A cybercriminal operation aiming to spread among web-application servers has had moderate success, using compromised systems for Monero cryptomining, to create a botnet for denial-of-service attacks and to further spread into enterprise networks, researchers with Palo Alto Networks said on Wednesday.
The developers of the attack tool appear to be aiming to create a general-purpose platform for a wide variety of attacks, from distributed denial-of-service (DDoS) attacks to cryptomining to the creation of botnets, the company warned. Called Satan DDoS by the developers, the tool will likely not only target Windows computers and Linux servers but Internet of Things devices and systems that run on the ARM and MIPS processors, according to messages found in the code.
So far, the malware has had some success, especially in the Asia-Pacific region, says Ken Hsu, senior security researcher at Unit 42 for Palo Alto Networks.
"Because it's able to monetize its attacks, as well as establish a command-and-control operation, it appeals to a wide variety of attackers," he says. "The number of alerts we observed suggests that companies should step up their security measures, not just via patching software but also by strengthening security policy and compliance, [such as] password strengthening."
The spread of the DDoS and cryptojacking malware highlights that cybercriminals do not have to use the most recent exploits to successfully compromise servers on the Internet. The Palo Alto researchers initially discovered the malware after it repeatedly compromised web applications using an exploit for a 16-month-old vulnerability (CVE-2019-9081) in the Laravel PHP framework.
Among the vulnerabilities exploited by the software are a single vulnerability reported in 2020 and another from 2019, but mainly older issues — three vulnerabilities from 2018, five from 2017, and a single flaw from 2014. The exploits target the Rejetto HTTP File Server, Jenkins, Oracle Weblogic, Drupal, Apache Struts, Laravel framework, and Microsoft Windows. All issues are considered high or critical severity, Palo Alto researchers stated in the advisory. The malware also uses credential stuffing on remote-access and Microsoft SQL ports, using a short list of usernames and passwords.
Once on a server, the software loads and runs several well-known exploits taken from the trove of cyberattack tools leaked from the National Security Agency, including EternalBlue, EternalRomance, and the DoublePulsar backdoor. While the vulnerabilities are old, the software has successfully spread in the wild, the report said.
"While the vulnerabilities abused and attack tactics leveraged by this malware are nothing original, they once again deliver a message to all organizations, reminding them why it's utterly important to keep systems up-to-date whenever possible, eliminate weak credentials, and have a layer of defenses for assurance," the researchers stated in the advisory.
The researchers discovered two versions of the malware: one that started spreading on May 29, and the other that became active on June 11. The developer of the malware refers to it as Satan DDoS, but due to other malware families using a similar name, the Palo Alto researchers decided to brand the malware "Lucifer."
The second version of the software continues its focus on cryptomining, attempting to install a component called XMRig for mining. In addition, the developer added rudimentary anti-sandbox functionality to stymy reverse engineers from analyzing the code. The newer software adds functions for infecting through four other protocols — the File Transfer Protocol (FTP), for example — and checks to see if the default language is Chinese.
The malware has not been particularly successful at mining Monero, amassing only 0.49 XMR, about US$32. However, cryptomining has become a big focus of cybercriminals looking for an easy way to monetize compromised systems. In October, for example, some 2,000 Docker hosts were infected by a relatively basic worm that exploited misconfigurations to download and run cryptojacking software as a container. The program, dubbed Graboid by the attackers, looks for unprotected Docker daemons and then sends commands to install malicious images from Docker Hub.

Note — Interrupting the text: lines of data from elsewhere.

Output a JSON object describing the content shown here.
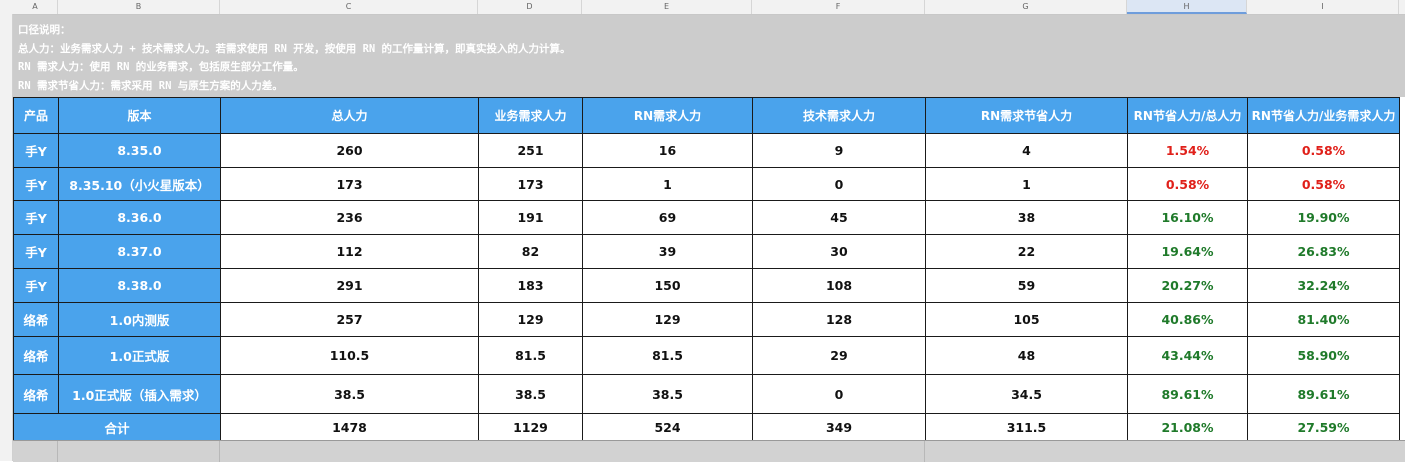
{
  "columns": [
    "A",
    "B",
    "C",
    "D",
    "E",
    "F",
    "G",
    "H",
    "I"
  ],
  "notes": [
    "口径说明：",
    "总人力：业务需求人力 + 技术需求人力。若需求使用 RN 开发，按使用 RN 的工作量计算，即真实投入的人力计算。",
    "RN 需求人力：使用 RN 的业务需求，包括原生部分工作量。",
    "RN 需求节省人力：需求采用 RN 与原生方案的人力差。"
  ],
  "table": {
    "headers": [
      "产品",
      "版本",
      "总人力",
      "业务需求人力",
      "RN需求人力",
      "技术需求人力",
      "RN需求节省人力",
      "RN节省人力/总人力",
      "RN节省人力/业务需求人力"
    ],
    "rows": [
      {
        "product": "手Y",
        "version": "8.35.0",
        "total": "260",
        "biz": "251",
        "rn": "16",
        "tech": "9",
        "saved": "4",
        "ratio_total": "1.54%",
        "ratio_biz": "0.58%",
        "color_total": "red",
        "color_biz": "red"
      },
      {
        "product": "手Y",
        "version": "8.35.10（小火星版本）",
        "total": "173",
        "biz": "173",
        "rn": "1",
        "tech": "0",
        "saved": "1",
        "ratio_total": "0.58%",
        "ratio_biz": "0.58%",
        "color_total": "red",
        "color_biz": "red"
      },
      {
        "product": "手Y",
        "version": "8.36.0",
        "total": "236",
        "biz": "191",
        "rn": "69",
        "tech": "45",
        "saved": "38",
        "ratio_total": "16.10%",
        "ratio_biz": "19.90%",
        "color_total": "green",
        "color_biz": "green"
      },
      {
        "product": "手Y",
        "version": "8.37.0",
        "total": "112",
        "biz": "82",
        "rn": "39",
        "tech": "30",
        "saved": "22",
        "ratio_total": "19.64%",
        "ratio_biz": "26.83%",
        "color_total": "green",
        "color_biz": "green"
      },
      {
        "product": "手Y",
        "version": "8.38.0",
        "total": "291",
        "biz": "183",
        "rn": "150",
        "tech": "108",
        "saved": "59",
        "ratio_total": "20.27%",
        "ratio_biz": "32.24%",
        "color_total": "green",
        "color_biz": "green"
      },
      {
        "product": "络希",
        "version": "1.0内测版",
        "total": "257",
        "biz": "129",
        "rn": "129",
        "tech": "128",
        "saved": "105",
        "ratio_total": "40.86%",
        "ratio_biz": "81.40%",
        "color_total": "green",
        "color_biz": "green"
      },
      {
        "product": "络希",
        "version": "1.0正式版",
        "total": "110.5",
        "biz": "81.5",
        "rn": "81.5",
        "tech": "29",
        "saved": "48",
        "ratio_total": "43.44%",
        "ratio_biz": "58.90%",
        "color_total": "green",
        "color_biz": "green"
      },
      {
        "product": "络希",
        "version": "1.0正式版（插入需求）",
        "total": "38.5",
        "biz": "38.5",
        "rn": "38.5",
        "tech": "0",
        "saved": "34.5",
        "ratio_total": "89.61%",
        "ratio_biz": "89.61%",
        "color_total": "green",
        "color_biz": "green"
      }
    ],
    "total_row": {
      "label": "合计",
      "total": "1478",
      "biz": "1129",
      "rn": "524",
      "tech": "349",
      "saved": "311.5",
      "ratio_total": "21.08%",
      "ratio_biz": "27.59%",
      "color_total": "green",
      "color_biz": "green"
    }
  },
  "colors": {
    "header_blue": "#4aa3ec",
    "red": "#e0201a",
    "green": "#1f7a2a",
    "note_bg": "#cccccc"
  }
}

Far more pernicious is the malware's ability to use a variety of methods — such as Windows exploits and dictionary attacks — to move laterally inside of a network, Hsu says. Many of these are old, but malware authors don't need to use the latest exploits, because they know the old ones should suffice, he says.
"Lucifer is capable of self-propagation and credential brute-forcing, so attackers can have a tremendous impact on their victims once they gain a foothold," Hsu says.
Companies should keep systems up to date, implement strong password policies, and have threat intelligence to adapt to the latest attacks, Hsu says. For the most part, holes in firms' cybersecurity coverage continue to provide opportunity for attackers, even using older exploits.
"Not all companies have strong cybersecurity awareness," he says. "Doing cybersecurity properly requires non-trivial resource allocation, and cybersecurity isn't always their No. 1 priority for companies."